Capacity planning links application SLOs, workload requests, replica counts, rollout surge, disruption budgets, and node pool shapes.

Useful formulas:

steady_cpu_request = replicas * per_pod_cpu_request
steady_memory_request = replicas * per_pod_memory_request
rollout_peak_pods = replicas + maxSurge
node_reserved_capacity = kube_reserved + system_reserved + daemonset_requests
usable_node_capacity = allocatable - daemonset_requests - safety_headroom

Checklist:

  • Measure p50, p95, and peak CPU and memory per workload.
  • Separate request sizing from limit sizing.
  • Include sidecars, init containers, and DaemonSets.
  • Include rollout surge, HPA max replicas, CronJob overlap, and batch windows.
  • Keep node pools shaped for workload resource ratios. CPU-heavy and memory-heavy workloads should not always share the same pool.
  • Account for zones.

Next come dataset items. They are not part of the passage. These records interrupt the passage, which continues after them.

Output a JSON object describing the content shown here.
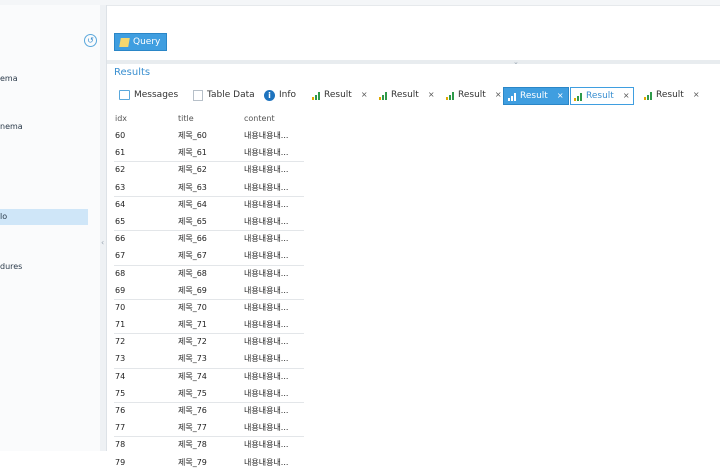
{
  "sidebar": {
    "items": [
      {
        "label": "ema"
      },
      {
        "label": "nema"
      },
      {
        "label": "lo"
      },
      {
        "label": "dures"
      }
    ]
  },
  "query": {
    "button_label": "Query"
  },
  "results": {
    "title": "Results",
    "tabs": [
      {
        "label": "Messages"
      },
      {
        "label": "Table Data"
      },
      {
        "label": "Info"
      },
      {
        "label": "Result"
      },
      {
        "label": "Result"
      },
      {
        "label": "Result"
      },
      {
        "label": "Result"
      },
      {
        "label": "Result"
      },
      {
        "label": "Result"
      }
    ],
    "close_glyph": "×",
    "columns": [
      "idx",
      "title",
      "content"
    ],
    "rows": [
      {
        "idx": "60",
        "title": "제목_60",
        "content": "내용내용내..."
      },
      {
        "idx": "61",
        "title": "제목_61",
        "content": "내용내용내..."
      },
      {
        "idx": "62",
        "title": "제목_62",
        "content": "내용내용내..."
      },
      {
        "idx": "63",
        "title": "제목_63",
        "content": "내용내용내..."
      },
      {
        "idx": "64",
        "title": "제목_64",
        "content": "내용내용내..."
      },
      {
        "idx": "65",
        "title": "제목_65",
        "content": "내용내용내..."
      },
      {
        "idx": "66",
        "title": "제목_66",
        "content": "내용내용내..."
      },
      {
        "idx": "67",
        "title": "제목_67",
        "content": "내용내용내..."
      },
      {
        "idx": "68",
        "title": "제목_68",
        "content": "내용내용내..."
      },
      {
        "idx": "69",
        "title": "제목_69",
        "content": "내용내용내..."
      },
      {
        "idx": "70",
        "title": "제목_70",
        "content": "내용내용내..."
      },
      {
        "idx": "71",
        "title": "제목_71",
        "content": "내용내용내..."
      },
      {
        "idx": "72",
        "title": "제목_72",
        "content": "내용내용내..."
      },
      {
        "idx": "73",
        "title": "제목_73",
        "content": "내용내용내..."
      },
      {
        "idx": "74",
        "title": "제목_74",
        "content": "내용내용내..."
      },
      {
        "idx": "75",
        "title": "제목_75",
        "content": "내용내용내..."
      },
      {
        "idx": "76",
        "title": "제목_76",
        "content": "내용내용내..."
      },
      {
        "idx": "77",
        "title": "제목_77",
        "content": "내용내용내..."
      },
      {
        "idx": "78",
        "title": "제목_78",
        "content": "내용내용내..."
      },
      {
        "idx": "79",
        "title": "제목_79",
        "content": "내용내용내..."
      }
    ]
  },
  "icons": {
    "collapse": "history-icon",
    "query": "pencil-icon",
    "messages": "message-icon",
    "table": "table-icon",
    "info": "info-icon",
    "result": "bar-chart-icon"
  },
  "colors": {
    "accent": "#3f9ee0",
    "selected": "#cfe6f8",
    "title": "#3a8fd0"
  }
}
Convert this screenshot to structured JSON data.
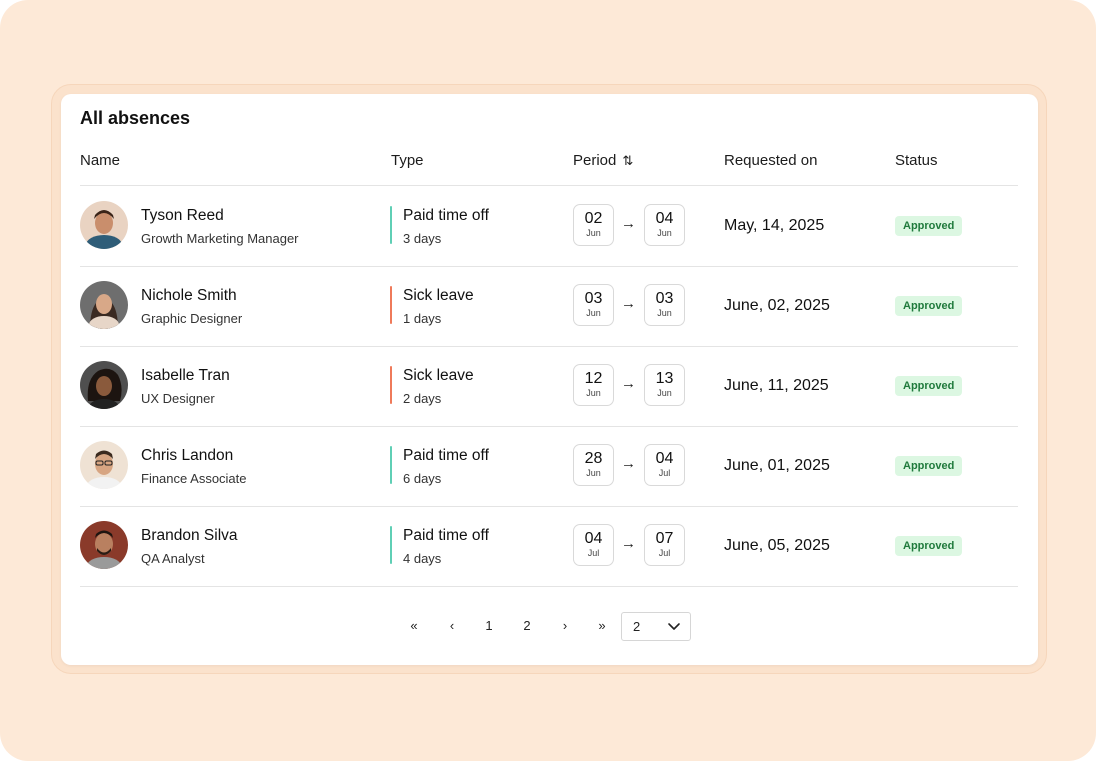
{
  "card": {
    "title": "All absences"
  },
  "columns": {
    "name": "Name",
    "type": "Type",
    "period": "Period",
    "requested": "Requested on",
    "status": "Status",
    "period_sort_icon": "sort-arrows-icon"
  },
  "colors": {
    "paid_time_off": "#5fcfb5",
    "sick_leave": "#ef7a5a",
    "approved_bg": "#dcf7e2",
    "approved_text": "#1f7a3c",
    "page_bg": "#fde9d7"
  },
  "rows": [
    {
      "name": "Tyson Reed",
      "role": "Growth Marketing Manager",
      "type": "Paid time off",
      "days": "3 days",
      "from_day": "02",
      "from_month": "Jun",
      "to_day": "04",
      "to_month": "Jun",
      "requested": "May, 14, 2025",
      "status": "Approved"
    },
    {
      "name": "Nichole Smith",
      "role": "Graphic Designer",
      "type": "Sick leave",
      "days": "1 days",
      "from_day": "03",
      "from_month": "Jun",
      "to_day": "03",
      "to_month": "Jun",
      "requested": "June, 02, 2025",
      "status": "Approved"
    },
    {
      "name": "Isabelle Tran",
      "role": "UX Designer",
      "type": "Sick leave",
      "days": "2 days",
      "from_day": "12",
      "from_month": "Jun",
      "to_day": "13",
      "to_month": "Jun",
      "requested": "June, 11, 2025",
      "status": "Approved"
    },
    {
      "name": "Chris Landon",
      "role": "Finance Associate",
      "type": "Paid time off",
      "days": "6 days",
      "from_day": "28",
      "from_month": "Jun",
      "to_day": "04",
      "to_month": "Jul",
      "requested": "June, 01, 2025",
      "status": "Approved"
    },
    {
      "name": "Brandon Silva",
      "role": "QA Analyst",
      "type": "Paid time off",
      "days": "4 days",
      "from_day": "04",
      "from_month": "Jul",
      "to_day": "07",
      "to_month": "Jul",
      "requested": "June, 05, 2025",
      "status": "Approved"
    }
  ],
  "pagination": {
    "first": "«",
    "prev": "‹",
    "pages": [
      "1",
      "2"
    ],
    "next": "›",
    "last": "»",
    "per_page_value": "2"
  }
}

A three-zone service should survive losing one zone without saturating the remaining zones.
  • Account for image pull, cold start, and warmup time in scale-up targets.
  • Track quota headroom for namespace ResourceQuota and cloud provider limits.

Common mistakes

MistakeSymptomCorrection
No requestsBestEffort Pods, bad bin packing, autoscaler blind spotsSet requests for every production container.
CPU limit too lowLatency spikes and throttling under loadRemove CPU limit or raise it after measuring throttling.
Memory limit too close to steady usagePeriodic OOMKilled during burstsIncrease limit or reduce peak memory behavior.
Hard anti-affinity in small clustersRollouts stuck PendingUse preferred anti-affinity or topology spread with realistic capacity.
Toleration without selectorWorkload can land on dedicated nodes accidentallyPair toleration with node affinity or selector.
HPA target without correct requestsOver-scaling or under-scalingCalibrate requests before trusting utilization.
VPA auto mode on fragile servicesEvictions cause incidentsStart with recommendation-only mode.
Ignoring DaemonSet overheadNew nodes cannot fit expected PodsSubtract per-node agents from allocatable capacity.

Review checklist

  • Every production container has CPU and memory requests.
  • Memory limits match observed peaks and failure tolerance.
  • CPU limits are justified for the workload class.
  • QoS class is intentional.
  • LimitRange and ResourceQuota enforce guardrails without hiding bad sizing.
  • PriorityClass and preemption policy are limited to clear service tiers.
  • Node selectors, affinity, taints, tolerations, topology spread, RuntimeClass, and device requests are reviewed together.
  • HPA max replicas and rollout maxSurge fit cluster and quota capacity.
  • VPA mode is compatible with disruption tolerance.
  • Cluster Autoscaler or Karpenter has node shapes that can satisfy real pending Pods.
  • Capacity models include DaemonSets, system reservations, zones, batch windows, and cold-start time.